1年生の微生物学実習で腸内細菌の検索を行いました。
サンプルの菌液は腸内細菌科に属する菌、3種類(白、黄、緑)。
そこから1つ選び、BTB乳糖寒天培地、SS寒天培地、DHL寒天培地の3つの平板培地へ分離培養します。
今回使う培地は。。。
(1) BTB乳糖寒天培地
乳糖を分解できる菌と分解できない菌を鑑別することができます。
(2) SS寒天培地
Salmonella、Shigellaの略でSalmonellaおよびShigellaの選択分離に使われています。乳糖を分解できると赤色またはれんが色の集落をつくります。硫化水素産生菌は集落の中心が黒色になります。
(3) DHL寒天培地
DHLとはDesoxycholate Hydrogen sulfide Lactoseの略でSalmonellaおよびShigellaの分離に使われています。乳糖と白糖が入っているのでこれらを分解できると赤い集落をつくります。硫化水素を産生すると中心部またはその全体が黒色となります。

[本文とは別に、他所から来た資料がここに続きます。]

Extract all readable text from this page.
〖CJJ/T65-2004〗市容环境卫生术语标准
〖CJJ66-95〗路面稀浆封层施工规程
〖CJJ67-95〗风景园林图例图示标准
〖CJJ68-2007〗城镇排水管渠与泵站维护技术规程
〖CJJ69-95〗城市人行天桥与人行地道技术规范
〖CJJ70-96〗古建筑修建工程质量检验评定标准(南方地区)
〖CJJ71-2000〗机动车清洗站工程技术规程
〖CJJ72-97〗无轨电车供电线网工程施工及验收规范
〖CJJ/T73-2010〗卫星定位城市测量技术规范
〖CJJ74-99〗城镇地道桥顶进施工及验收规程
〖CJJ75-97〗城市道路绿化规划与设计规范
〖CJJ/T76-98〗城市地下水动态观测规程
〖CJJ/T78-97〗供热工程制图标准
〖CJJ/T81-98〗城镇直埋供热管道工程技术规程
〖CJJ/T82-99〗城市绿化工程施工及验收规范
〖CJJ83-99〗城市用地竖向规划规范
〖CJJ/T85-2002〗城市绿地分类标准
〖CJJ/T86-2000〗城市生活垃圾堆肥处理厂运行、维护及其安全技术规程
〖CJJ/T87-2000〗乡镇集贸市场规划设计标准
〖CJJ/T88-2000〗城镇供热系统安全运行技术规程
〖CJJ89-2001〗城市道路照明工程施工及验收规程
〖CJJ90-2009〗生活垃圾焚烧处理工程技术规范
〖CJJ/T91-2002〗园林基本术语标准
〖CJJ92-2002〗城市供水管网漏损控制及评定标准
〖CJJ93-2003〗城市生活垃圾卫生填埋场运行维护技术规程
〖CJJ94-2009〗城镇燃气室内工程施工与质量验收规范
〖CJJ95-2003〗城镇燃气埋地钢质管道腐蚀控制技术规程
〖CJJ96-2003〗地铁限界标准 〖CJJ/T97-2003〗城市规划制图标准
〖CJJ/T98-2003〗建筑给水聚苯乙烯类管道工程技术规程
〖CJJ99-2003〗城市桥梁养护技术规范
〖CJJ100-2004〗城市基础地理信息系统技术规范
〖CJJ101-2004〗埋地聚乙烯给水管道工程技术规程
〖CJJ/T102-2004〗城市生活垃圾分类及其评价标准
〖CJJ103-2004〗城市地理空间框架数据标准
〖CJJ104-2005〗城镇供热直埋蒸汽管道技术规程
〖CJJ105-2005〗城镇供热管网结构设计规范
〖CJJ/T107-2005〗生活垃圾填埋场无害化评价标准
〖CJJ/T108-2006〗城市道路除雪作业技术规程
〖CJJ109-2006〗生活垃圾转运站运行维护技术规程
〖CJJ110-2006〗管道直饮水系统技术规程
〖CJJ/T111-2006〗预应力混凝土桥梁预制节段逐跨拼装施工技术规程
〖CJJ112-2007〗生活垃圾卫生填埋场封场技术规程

SS培地、DHL培地ともに培地中の胆汁酸でグラム陽性菌、大腸菌の発育を抑制しているのでオートクレーブいらずです。
37℃孵卵器で培養します。
次の日、培地がいろいろな色に変化しています。
BTB培地では培地が黄色になっていました。これは、この菌が培地中の乳糖を分解して酸を産生し、pHの変化により培地が黄変したといえます。したがって、この菌は乳糖分解菌であることがわかりました。
SS培地では紅色の集落、DHL培地では乳白色を呈した紅色の集落が見られました。紅色の集落から乳糖分解菌であることがわかりました。
(黄サンプル)
BTB培地では黄変し、SS培地では紅色の集落、DHL培地では紅色の集落が見られ、培地は紅色に混濁していました。この菌も乳糖分解菌であることがわかりました。
(緑サンプル)
前の2つとは違った色に変化しているようです。
BTB培地では青色半透明な集落が見られ、培地も青変しています。これは、培地中のpHがアルカリ性に傾いたので青く変化したといえます。したがって、この菌は乳糖非分解の菌であることがわかります。
DHL培地では中心の黒変している集落が見られます。SS培地では中心部暗色をおびる無色半透明の集落が見られます。硫化水素を産生による硫化鉄を形成していることがわかります。
サンプルの菌はE.coli、Klebsiella、Salmonellaの3種類です。
さてさて、あたりはついてきたかな?
次回は、確認培地へ植菌します。